Maduro is pushing a July 30 vote for a special super-body called a Constituent Assembly, which could rewrite the national charter and supersede other institutions such as the opposition-controlled congress.
He has touted the assembly as the only way to bring peace to Venezuela. But opponents, who want to bring forward the next presidential election scheduled for late 2018, say it is a sham poll designed purely to keep the socialists in power.
They are boycotting the vote, and protesting daily on the streets to try and have it stopped. Opposition leaders call Maduro a dictator who has wrecked a once-prosperous economy, while he calls them violent coup leaders.
Maduro, who accuses Washington of backing his opponents and seeking to control the nation's oil wealth, said the "destruction" of Venezuela would lead to a huge refugee wave dwarfing the migrant crisis in the Mediterranean.
"Listen, President Donald Trump," he said.
"You would have to build 20 walls in the sea, a wall from Mississippi to Florida, from Florida to New York, it would be crazy ... You have the responsibility: stop the madness of the violent Venezuelan right wing."

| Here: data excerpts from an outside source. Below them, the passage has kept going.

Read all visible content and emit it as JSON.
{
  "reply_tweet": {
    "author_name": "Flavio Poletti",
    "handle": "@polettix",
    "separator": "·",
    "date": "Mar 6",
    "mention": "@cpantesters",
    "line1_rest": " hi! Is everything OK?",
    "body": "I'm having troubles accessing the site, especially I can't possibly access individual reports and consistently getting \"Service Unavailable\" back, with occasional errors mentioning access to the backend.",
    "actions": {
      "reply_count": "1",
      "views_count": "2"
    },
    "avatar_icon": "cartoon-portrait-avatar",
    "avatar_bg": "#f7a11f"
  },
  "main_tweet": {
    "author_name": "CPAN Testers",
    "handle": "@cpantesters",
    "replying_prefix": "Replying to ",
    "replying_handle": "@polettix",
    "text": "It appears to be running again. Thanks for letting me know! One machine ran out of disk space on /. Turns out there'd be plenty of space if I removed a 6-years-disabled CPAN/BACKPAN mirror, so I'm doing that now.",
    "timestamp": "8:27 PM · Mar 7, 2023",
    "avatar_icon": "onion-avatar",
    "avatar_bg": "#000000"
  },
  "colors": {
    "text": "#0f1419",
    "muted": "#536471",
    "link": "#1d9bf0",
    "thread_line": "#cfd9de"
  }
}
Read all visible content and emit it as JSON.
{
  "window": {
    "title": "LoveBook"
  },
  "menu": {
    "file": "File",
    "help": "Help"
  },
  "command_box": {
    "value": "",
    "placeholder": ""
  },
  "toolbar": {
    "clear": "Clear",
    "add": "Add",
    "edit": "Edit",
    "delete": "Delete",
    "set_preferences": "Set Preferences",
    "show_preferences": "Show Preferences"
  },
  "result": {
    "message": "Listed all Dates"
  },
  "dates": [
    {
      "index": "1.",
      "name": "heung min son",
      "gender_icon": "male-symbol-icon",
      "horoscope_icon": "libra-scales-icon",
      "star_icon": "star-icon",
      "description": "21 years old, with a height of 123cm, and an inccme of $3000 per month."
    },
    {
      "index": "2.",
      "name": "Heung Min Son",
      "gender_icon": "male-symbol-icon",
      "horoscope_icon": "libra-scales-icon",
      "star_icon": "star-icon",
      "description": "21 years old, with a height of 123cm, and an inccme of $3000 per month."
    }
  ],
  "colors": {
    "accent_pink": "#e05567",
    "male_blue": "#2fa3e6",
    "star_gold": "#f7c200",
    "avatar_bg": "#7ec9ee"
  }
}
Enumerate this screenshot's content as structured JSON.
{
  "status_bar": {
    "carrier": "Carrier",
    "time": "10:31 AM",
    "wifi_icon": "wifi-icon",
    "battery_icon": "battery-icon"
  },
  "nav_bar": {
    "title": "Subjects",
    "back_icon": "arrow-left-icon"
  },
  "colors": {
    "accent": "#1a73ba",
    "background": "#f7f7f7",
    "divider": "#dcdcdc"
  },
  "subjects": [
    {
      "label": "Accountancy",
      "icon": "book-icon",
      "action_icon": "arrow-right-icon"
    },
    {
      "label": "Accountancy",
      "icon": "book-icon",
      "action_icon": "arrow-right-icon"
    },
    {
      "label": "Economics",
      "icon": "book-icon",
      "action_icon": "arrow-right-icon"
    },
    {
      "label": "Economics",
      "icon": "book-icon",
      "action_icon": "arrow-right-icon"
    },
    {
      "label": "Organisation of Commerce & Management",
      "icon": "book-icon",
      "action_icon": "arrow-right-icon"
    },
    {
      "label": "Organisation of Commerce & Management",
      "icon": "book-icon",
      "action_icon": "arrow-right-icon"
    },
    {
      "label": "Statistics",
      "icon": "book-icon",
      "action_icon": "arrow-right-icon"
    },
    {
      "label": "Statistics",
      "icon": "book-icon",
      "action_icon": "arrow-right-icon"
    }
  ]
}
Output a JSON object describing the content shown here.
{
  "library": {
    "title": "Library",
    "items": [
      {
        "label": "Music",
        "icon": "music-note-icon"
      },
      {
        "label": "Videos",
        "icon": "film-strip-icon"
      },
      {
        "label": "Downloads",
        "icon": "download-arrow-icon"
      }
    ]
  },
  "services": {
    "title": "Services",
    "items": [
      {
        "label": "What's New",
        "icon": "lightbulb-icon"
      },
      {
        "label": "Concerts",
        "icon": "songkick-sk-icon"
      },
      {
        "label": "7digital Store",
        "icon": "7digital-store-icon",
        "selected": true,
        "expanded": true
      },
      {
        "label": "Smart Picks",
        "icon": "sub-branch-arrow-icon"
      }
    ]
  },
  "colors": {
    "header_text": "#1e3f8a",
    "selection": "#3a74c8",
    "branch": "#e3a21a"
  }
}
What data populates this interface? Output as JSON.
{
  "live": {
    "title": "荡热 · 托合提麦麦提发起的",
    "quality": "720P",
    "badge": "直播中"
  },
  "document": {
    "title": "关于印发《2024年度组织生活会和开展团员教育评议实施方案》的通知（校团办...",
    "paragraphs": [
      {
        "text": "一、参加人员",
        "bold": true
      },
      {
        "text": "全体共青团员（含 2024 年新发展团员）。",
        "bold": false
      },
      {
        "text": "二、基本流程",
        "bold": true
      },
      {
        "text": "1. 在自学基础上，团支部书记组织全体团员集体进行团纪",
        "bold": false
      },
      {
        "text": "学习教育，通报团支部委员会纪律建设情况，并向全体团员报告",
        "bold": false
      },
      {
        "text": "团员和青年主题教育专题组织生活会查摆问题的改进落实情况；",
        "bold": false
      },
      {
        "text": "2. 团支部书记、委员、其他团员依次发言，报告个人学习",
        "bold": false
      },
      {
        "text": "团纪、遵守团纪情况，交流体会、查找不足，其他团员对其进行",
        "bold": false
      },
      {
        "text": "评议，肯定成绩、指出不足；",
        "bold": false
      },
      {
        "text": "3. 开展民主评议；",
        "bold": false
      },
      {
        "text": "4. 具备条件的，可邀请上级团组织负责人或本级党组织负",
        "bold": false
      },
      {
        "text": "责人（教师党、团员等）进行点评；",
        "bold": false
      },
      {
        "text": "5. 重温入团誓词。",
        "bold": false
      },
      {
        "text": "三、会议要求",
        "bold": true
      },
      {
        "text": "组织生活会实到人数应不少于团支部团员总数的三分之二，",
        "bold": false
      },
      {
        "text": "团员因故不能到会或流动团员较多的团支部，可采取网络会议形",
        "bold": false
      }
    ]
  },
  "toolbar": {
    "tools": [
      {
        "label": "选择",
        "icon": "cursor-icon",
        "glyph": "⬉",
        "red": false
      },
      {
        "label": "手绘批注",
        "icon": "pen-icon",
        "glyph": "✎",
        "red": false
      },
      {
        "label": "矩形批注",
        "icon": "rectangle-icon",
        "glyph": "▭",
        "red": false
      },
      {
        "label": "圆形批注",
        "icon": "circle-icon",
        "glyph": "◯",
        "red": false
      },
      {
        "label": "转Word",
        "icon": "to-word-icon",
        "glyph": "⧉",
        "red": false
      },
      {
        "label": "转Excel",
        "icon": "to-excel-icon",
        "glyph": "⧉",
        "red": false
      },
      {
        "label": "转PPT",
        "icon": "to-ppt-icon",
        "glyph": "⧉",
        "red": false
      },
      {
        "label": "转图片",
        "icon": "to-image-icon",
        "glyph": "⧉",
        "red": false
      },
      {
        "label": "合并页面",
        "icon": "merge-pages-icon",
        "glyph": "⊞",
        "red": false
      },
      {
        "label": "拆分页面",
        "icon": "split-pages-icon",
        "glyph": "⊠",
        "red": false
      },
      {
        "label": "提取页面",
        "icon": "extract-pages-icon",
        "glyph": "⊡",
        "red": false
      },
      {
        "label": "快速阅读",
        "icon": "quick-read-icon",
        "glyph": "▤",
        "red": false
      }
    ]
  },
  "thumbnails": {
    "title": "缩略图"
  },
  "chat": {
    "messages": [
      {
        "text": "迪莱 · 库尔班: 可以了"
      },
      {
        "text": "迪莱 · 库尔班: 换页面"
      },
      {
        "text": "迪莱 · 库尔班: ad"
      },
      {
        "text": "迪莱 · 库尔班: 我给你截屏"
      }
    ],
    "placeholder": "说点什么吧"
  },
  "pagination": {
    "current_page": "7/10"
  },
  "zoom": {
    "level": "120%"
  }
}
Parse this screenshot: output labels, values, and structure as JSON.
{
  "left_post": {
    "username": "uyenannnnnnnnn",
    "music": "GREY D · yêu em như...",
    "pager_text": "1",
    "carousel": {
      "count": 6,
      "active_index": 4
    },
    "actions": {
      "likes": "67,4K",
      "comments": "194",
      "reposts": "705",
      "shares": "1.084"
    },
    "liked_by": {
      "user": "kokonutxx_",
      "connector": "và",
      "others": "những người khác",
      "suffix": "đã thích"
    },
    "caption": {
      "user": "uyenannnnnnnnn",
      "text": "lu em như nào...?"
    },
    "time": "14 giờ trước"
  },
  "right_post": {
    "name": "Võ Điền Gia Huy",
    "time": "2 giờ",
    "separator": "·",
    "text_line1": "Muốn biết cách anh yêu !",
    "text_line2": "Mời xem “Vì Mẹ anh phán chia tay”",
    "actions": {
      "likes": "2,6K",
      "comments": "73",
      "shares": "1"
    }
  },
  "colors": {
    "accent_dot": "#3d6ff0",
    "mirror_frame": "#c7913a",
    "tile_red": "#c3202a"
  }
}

Opposition to the July 30 vote has come not just from Venezuelan opposition parties, but also from the chief state prosecutor Luisa Ortega and onetime government heavyweights like former intelligence service boss Miguel Rodriguez.
At a news conference on Tuesday, Rodriguez criticized Maduro for not holding a referendum prior to the Constituent Assembly election, as his predecessor Chavez had done in 1999.
"This is a country without government, this is chaos," he said. "The people are left out ... They (the government) are seeking solutions outside the constitution ... That deepens the crisis."